En Bosnie-Herzégovine, la stratégie de l'UNESCO a été concentrée sur la réappropriation par les communautés ethniques alors en conflit d'un patrimoine commun car représentatif, à un moment ou à un autre de son histoire, de chacune d'elles. Symbole du patrimoine musulman bosniaque et des liens entre les communautés musulmane et croate, le Vieux Pont de Mostar, détruit en 1993 par les extrémistes, est en reconstruction grâce au soutien et à l'aide internationale.

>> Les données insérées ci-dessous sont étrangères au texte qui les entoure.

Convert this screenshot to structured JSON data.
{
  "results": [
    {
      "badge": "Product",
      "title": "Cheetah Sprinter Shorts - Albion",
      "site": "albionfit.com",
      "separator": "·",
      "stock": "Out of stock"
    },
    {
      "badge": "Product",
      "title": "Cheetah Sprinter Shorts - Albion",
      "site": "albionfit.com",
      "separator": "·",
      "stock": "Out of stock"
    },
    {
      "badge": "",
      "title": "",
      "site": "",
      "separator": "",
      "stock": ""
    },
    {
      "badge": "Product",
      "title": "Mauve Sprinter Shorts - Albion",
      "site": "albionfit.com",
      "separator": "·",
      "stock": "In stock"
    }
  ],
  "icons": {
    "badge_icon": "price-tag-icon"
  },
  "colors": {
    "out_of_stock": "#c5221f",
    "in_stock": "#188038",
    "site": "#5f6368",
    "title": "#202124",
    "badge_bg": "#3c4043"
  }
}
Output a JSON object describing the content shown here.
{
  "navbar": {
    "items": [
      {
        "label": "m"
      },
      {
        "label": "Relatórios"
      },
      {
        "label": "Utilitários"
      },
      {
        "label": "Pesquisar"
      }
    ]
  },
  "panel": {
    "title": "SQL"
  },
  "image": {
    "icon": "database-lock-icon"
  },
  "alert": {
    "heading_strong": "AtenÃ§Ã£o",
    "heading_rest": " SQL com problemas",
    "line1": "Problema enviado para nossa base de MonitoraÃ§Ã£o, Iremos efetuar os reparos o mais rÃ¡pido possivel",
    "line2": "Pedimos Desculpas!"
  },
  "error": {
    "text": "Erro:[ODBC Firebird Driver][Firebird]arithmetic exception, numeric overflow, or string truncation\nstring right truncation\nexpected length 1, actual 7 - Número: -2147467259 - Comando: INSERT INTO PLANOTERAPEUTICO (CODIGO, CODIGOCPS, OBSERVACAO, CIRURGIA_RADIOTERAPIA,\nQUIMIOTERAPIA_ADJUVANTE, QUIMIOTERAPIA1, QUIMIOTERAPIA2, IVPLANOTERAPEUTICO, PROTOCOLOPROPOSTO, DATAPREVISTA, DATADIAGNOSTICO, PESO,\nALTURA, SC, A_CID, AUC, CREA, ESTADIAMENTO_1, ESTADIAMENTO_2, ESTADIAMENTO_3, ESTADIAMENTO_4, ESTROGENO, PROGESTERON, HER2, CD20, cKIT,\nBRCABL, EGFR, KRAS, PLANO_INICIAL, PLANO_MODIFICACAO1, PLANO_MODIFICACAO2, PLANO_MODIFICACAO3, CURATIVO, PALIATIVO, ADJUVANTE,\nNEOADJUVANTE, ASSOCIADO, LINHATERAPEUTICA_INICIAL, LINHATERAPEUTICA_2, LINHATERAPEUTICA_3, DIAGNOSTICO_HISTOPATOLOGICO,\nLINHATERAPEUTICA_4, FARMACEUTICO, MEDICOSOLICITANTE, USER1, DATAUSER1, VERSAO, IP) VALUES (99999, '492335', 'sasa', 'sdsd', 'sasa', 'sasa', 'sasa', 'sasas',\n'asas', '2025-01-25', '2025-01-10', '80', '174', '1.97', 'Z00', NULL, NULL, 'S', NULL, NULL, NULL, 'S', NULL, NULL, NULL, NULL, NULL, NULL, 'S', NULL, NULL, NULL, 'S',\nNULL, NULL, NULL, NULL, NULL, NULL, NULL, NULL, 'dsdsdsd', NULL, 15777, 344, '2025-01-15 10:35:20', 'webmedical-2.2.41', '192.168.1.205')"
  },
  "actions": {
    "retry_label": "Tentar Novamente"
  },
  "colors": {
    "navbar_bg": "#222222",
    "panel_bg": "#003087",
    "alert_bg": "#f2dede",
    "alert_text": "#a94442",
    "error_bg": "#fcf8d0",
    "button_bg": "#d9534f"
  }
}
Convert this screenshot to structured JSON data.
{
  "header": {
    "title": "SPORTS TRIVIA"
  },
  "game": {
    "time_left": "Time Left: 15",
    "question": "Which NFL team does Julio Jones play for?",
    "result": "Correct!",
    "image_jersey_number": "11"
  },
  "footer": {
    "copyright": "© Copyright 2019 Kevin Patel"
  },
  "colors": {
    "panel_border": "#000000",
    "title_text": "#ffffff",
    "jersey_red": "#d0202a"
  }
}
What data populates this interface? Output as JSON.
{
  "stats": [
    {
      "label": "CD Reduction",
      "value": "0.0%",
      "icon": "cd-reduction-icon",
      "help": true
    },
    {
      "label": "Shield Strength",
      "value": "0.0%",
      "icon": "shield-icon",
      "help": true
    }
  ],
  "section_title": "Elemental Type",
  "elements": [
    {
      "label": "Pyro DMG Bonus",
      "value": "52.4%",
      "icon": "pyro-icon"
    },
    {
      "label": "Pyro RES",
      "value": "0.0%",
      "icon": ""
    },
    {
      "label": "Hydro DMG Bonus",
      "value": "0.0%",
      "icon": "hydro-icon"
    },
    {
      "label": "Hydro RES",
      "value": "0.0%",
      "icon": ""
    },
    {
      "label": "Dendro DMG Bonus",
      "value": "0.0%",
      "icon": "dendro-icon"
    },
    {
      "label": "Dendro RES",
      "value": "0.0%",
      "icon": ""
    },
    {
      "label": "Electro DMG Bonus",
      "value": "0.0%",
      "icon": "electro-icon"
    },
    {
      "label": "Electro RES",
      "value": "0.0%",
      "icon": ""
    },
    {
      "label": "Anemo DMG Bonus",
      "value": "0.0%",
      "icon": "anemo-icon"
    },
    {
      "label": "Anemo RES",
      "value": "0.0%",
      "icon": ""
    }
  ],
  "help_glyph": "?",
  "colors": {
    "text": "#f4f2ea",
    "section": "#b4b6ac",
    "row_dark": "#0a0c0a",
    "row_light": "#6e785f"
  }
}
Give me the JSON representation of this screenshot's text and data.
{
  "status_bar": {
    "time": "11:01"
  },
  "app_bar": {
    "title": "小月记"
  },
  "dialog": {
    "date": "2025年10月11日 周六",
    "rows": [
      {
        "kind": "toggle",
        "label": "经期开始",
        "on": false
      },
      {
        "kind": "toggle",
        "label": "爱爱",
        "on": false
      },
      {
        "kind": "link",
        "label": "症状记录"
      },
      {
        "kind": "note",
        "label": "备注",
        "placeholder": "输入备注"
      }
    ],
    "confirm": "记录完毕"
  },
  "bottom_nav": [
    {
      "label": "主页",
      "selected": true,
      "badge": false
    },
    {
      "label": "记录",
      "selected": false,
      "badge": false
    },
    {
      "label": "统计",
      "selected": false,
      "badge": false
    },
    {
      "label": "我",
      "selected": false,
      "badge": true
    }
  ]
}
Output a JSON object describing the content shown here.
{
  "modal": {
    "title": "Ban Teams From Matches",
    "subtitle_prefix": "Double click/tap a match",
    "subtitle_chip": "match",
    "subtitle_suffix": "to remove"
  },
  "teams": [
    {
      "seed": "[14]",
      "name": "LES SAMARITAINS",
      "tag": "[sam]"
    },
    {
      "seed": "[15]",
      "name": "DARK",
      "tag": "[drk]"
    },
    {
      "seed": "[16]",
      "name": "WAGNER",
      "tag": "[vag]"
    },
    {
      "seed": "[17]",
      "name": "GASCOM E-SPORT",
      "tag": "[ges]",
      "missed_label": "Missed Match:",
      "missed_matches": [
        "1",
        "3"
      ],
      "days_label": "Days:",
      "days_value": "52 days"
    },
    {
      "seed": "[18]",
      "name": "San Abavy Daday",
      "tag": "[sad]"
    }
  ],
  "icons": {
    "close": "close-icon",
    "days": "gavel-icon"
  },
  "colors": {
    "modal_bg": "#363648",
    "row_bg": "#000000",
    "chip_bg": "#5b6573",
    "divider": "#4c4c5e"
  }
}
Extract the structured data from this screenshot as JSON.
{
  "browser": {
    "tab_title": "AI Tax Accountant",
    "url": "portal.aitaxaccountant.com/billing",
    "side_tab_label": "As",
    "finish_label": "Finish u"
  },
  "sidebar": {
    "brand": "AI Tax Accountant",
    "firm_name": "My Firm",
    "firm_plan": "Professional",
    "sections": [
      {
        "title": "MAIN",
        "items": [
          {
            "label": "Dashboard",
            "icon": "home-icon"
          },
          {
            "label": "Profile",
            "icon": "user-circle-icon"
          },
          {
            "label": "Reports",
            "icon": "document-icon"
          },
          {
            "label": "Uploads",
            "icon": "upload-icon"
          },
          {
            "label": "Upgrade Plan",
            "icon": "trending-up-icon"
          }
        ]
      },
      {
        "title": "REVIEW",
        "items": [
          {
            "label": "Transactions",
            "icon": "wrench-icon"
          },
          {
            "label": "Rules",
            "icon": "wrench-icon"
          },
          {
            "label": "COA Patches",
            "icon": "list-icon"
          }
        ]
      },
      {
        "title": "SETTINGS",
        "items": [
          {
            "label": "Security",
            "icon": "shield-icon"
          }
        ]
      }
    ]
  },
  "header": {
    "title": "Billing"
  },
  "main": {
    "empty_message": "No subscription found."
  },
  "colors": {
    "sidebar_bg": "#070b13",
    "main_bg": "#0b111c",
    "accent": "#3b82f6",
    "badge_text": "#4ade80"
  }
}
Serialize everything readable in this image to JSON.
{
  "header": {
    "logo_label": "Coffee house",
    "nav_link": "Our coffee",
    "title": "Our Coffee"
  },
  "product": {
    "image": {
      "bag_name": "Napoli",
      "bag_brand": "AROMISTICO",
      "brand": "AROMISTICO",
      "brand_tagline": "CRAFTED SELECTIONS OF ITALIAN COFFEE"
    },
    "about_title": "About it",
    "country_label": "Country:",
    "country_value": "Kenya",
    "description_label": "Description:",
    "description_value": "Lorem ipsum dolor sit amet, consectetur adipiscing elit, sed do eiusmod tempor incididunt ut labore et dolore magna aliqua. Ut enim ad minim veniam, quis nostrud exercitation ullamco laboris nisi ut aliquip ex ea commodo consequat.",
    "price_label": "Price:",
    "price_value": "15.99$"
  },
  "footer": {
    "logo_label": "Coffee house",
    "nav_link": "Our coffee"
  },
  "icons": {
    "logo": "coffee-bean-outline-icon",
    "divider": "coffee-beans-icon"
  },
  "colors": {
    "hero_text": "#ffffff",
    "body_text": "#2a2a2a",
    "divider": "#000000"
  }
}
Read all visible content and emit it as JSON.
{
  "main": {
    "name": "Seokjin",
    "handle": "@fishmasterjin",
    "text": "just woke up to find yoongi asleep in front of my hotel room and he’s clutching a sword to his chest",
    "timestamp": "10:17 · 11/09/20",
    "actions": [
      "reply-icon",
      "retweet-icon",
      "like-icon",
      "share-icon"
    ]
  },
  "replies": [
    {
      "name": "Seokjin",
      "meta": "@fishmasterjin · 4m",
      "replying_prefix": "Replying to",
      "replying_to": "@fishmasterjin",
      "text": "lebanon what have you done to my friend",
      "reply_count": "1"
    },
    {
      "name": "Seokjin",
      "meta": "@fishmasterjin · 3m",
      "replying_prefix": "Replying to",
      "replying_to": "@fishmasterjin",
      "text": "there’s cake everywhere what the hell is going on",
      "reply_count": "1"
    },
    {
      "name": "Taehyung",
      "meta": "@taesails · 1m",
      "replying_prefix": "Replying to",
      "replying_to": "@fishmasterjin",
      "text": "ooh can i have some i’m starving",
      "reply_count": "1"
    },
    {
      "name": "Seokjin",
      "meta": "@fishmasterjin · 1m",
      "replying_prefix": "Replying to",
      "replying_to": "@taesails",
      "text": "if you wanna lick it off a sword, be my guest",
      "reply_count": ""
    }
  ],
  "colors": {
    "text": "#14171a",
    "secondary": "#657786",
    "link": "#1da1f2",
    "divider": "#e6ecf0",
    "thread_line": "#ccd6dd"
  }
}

Parallèlement aux négociations en cours sous les auspices du Secrétaire général des Nations Unies, l'UNESCO a entrepris la rénovation de deux complexes religieux, destinations de pèlerinages pour les communautés grecque orthodoxe et musulmane à Chypre. A la suite d'accords signés avec les représentants de la communauté grecque chypriote et turque chypriote, chaque confession peut désormais entreprendre trois pèlerinages par an vers leurs sites respectifs. Enfin, La restauration des tombes de Kokuryo à travers un programme conjoint entre la République populaire démocratique de Corée et la République de Corée marque un effort considérable de reconstruction de l'entente et de la confiance en Péninsule de Corée.